Their proposal has provoked little more than contempt from every other party. Using a favorite argument of U.S. opponents of immigration reform, Brown and Cameron charged the Lib-Dem “amnesty” would heighten incentives for future lawbreaking by would-be migrants. But Brown revealed his party’s duplicity a few days before the election in a debacle that crushed his hopes for a renewed tenure at Downing Street: At a campaign event elderly Labour voter Gillian Duffy asked him, "All these eastern European that are coming in, where are they flocking from?" Brown reiterated his promises to get immigration under control. But in the car afterward a forgotten Sky News microphone caught him sneering to a campaign aide about the "bigoted woman."

Far from buoying the Lib Dems’ prospects, the fury unleashed by Brown’s hypocrisy hurt Clegg’s electoral chances. Voters have defected to Cameron’s hard-fisted stance on immigration, with the Tories garnering a plurality of votes on May 6. But with no party winning a majority or a mandate to form a government, both Cameron and Brown feverishly courted Clegg in hopes of forming a coalition, giving him enormous leverage to push his party’s agenda and re-table the proposal for immigration reform. On May 11 it was announced that Cameron won this battle, and will be the next prime minister. However, the uncomfortable coalition between the Conservative and Liberal Democrat parties make it anyone's guess what Britain's future immigration policies will be.

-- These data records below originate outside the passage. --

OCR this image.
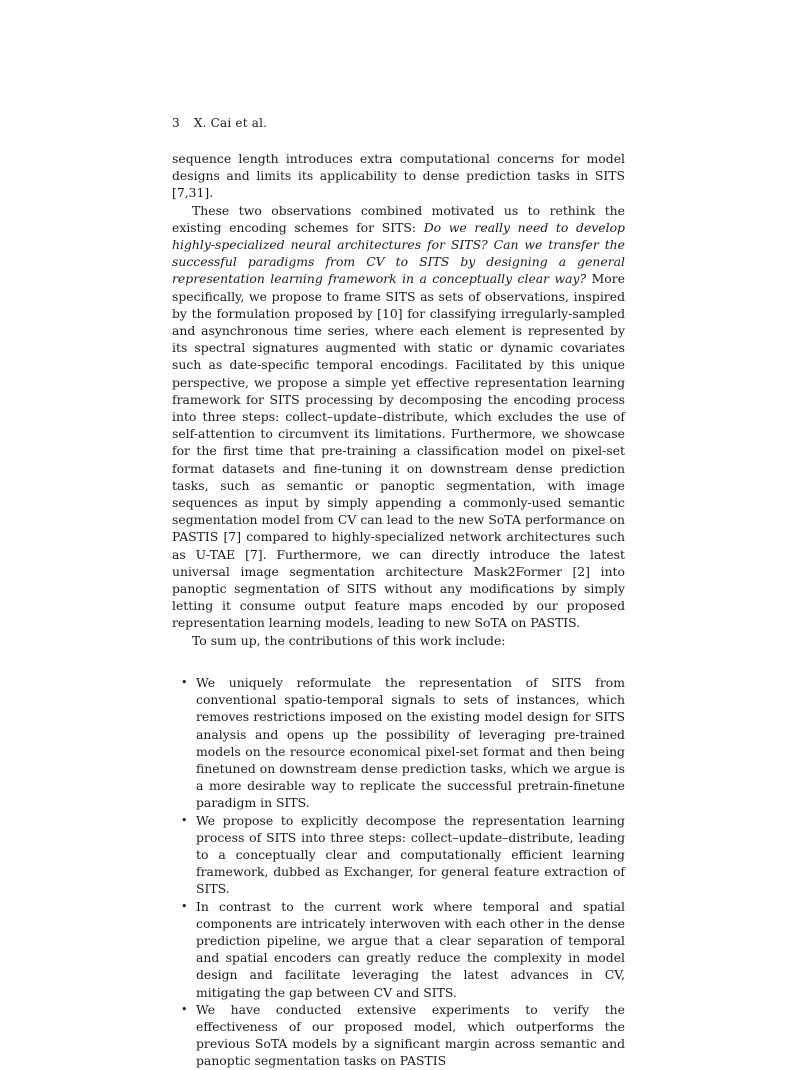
3 X. Cai et al.

sequence length introduces extra computational concerns for model designs and limits its applicability to dense prediction tasks in SITS [7,31].

These two observations combined motivated us to rethink the existing encoding schemes for SITS: Do we really need to develop highly-specialized neural architectures for SITS? Can we transfer the successful paradigms from CV to SITS by designing a general representation learning framework in a conceptually clear way? More specifically, we propose to frame SITS as sets of observations, inspired by the formulation proposed by [10] for classifying irregularly-sampled and asynchronous time series, where each element is represented by its spectral signatures augmented with static or dynamic covariates such as date-specific temporal encodings. Facilitated by this unique perspective, we propose a simple yet effective representation learning framework for SITS processing by decomposing the encoding process into three steps: collect–update–distribute, which excludes the use of self-attention to circumvent its limitations. Furthermore, we showcase for the first time that pre-training a classification model on pixel-set format datasets and fine-tuning it on downstream dense prediction tasks, such as semantic or panoptic segmentation, with image sequences as input by simply appending a commonly-used semantic segmentation model from CV can lead to the new SoTA performance on PASTIS [7] compared to highly-specialized network architectures such as U-TAE [7]. Furthermore, we can directly introduce the latest universal image segmentation architecture Mask2Former [2] into panoptic segmentation of SITS without any modifications by simply letting it consume output feature maps encoded by our proposed representation learning models, leading to new SoTA on PASTIS.

To sum up, the contributions of this work include:

• We uniquely reformulate the representation of SITS from conventional spatio-temporal signals to sets of instances, which removes restrictions imposed on the existing model design for SITS analysis and opens up the possibility of leveraging pre-trained models on the resource economical pixel-set format and then being finetuned on downstream dense prediction tasks, which we argue is a more desirable way to replicate the successful pretrain-finetune paradigm in SITS.
• We propose to explicitly decompose the representation learning process of SITS into three steps: collect–update–distribute, leading to a conceptually clear and computationally efficient learning framework, dubbed as Exchanger, for general feature extraction of SITS.
• In contrast to the current work where temporal and spatial components are intricately interwoven with each other in the dense prediction pipeline, we argue that a clear separation of temporal and spatial encoders can greatly reduce the complexity in model design and facilitate leveraging the latest advances in CV, mitigating the gap between CV and SITS.
• We have conducted extensive experiments to verify the effectiveness of our proposed model, which outperforms the previous SoTA models by a significant margin across semantic and panoptic segmentation tasks on PASTIS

Meanwhile, London’s migrants are scrambling to counter their negative politicization. To that end, the CCL has linked with faith organizations, trade unions, and grassroots campaigns like Strangers into Citizens to push for reform on issues like immigration reform, quality education for their children, and earning a living wage. They have also forged ties with local politicians, and the Latino church is a now an important stop on the campaign trail for London candidates of all parties.

"We are not in the PR business," Marcos Ravelo says of CCL. "We are just offering a way of gathering people." A hub for politically maligned and vulnerable Londoners, CCL also hopes to function as "a conscience to society."

But sadly, it seems unlikely that CCL’s voice will matter as much as Gillian Duffy’s to whoever becomes Britain's next prime minister.